Bizim 8 Mart'ın kutlanmaya başladığı günden bugüne dünyada veya Türkiye'de kadın hakları alanında ne kadar ilerleme kaydedildiğini, oy vermekten medeni haklara ne denli çok kazanım olduğunu tekrarlamaya değil günümüz istatistiklerine, kadınların gördükleri gündelik zulmün kayda geçen, geçebilen rakamlarına bakmamız gerekiyor.

Unutmayalım ki geçtiğimiz yıl itibarıyla 394 kadının cinayete kurban gittiği, 258 de şüpheli ölümün gerçekleştiği bir ülkede yaşıyoruz. Kaç kadının cesaret edemeyip evde gördüğü fiziki şiddeti yetkili makamlara bildiremediği, kocasını, kardeşini şikayet edemediği ise bilinmiyor. Çoğu kadın da zaten hemen her gün maruz kaldığı duygusal şiddetin farkında olmuyor.

Belli ki yerel yönetimlerin ve merkezi idarenin şu ana kadar harcadığı çabalar, kurulan sığınma evleri, çağrı merkezleri, şiddet gören kadınlar için sağlanan imkanlar yetersiz. Her düzeydeki siyasilere de, Mor Çatı'dan Kadem'e sivil toplum örgütlerine de, basına ve tabii ki dizi yapımcılarına da daha büyük sorumluluk düşüyor.

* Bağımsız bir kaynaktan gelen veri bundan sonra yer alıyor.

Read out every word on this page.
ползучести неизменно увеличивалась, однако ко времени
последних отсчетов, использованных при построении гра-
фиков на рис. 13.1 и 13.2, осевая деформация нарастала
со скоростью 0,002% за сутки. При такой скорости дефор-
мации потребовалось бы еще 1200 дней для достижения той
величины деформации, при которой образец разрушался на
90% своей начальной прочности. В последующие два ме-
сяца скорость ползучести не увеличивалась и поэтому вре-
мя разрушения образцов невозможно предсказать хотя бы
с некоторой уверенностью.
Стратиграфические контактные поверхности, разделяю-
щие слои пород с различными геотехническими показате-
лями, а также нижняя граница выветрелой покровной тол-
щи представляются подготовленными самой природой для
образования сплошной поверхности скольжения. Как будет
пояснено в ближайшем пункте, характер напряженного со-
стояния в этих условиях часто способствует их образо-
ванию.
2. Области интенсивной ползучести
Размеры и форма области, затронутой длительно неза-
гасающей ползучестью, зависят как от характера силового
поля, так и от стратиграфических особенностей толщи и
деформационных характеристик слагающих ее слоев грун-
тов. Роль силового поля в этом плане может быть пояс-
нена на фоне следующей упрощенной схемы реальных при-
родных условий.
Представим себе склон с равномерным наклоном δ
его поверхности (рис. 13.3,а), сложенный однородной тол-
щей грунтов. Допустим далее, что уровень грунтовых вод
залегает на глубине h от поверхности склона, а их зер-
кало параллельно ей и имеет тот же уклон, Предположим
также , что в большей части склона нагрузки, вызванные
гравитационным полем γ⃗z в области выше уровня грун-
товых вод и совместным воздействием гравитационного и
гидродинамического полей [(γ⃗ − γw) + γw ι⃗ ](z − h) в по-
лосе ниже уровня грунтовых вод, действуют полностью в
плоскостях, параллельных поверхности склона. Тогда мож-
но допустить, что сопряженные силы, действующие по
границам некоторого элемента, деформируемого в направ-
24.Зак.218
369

Neyse ki basın eskisi kadar yanlı değil. Kadın cinayetlerini, 1950'ler İstanbul'undaki aile içi şiddet olaylarını araştıran Neslihan Erkan'ın Toplumsal Tarih Dergisinin son sayısında yer alan yazısında aktardığı kılıf bulucu anlayış büyük ölçüde sona erdi. Çok az gazete artık cinayeti facia, caniyi kader kurbanı olarak resmediyor.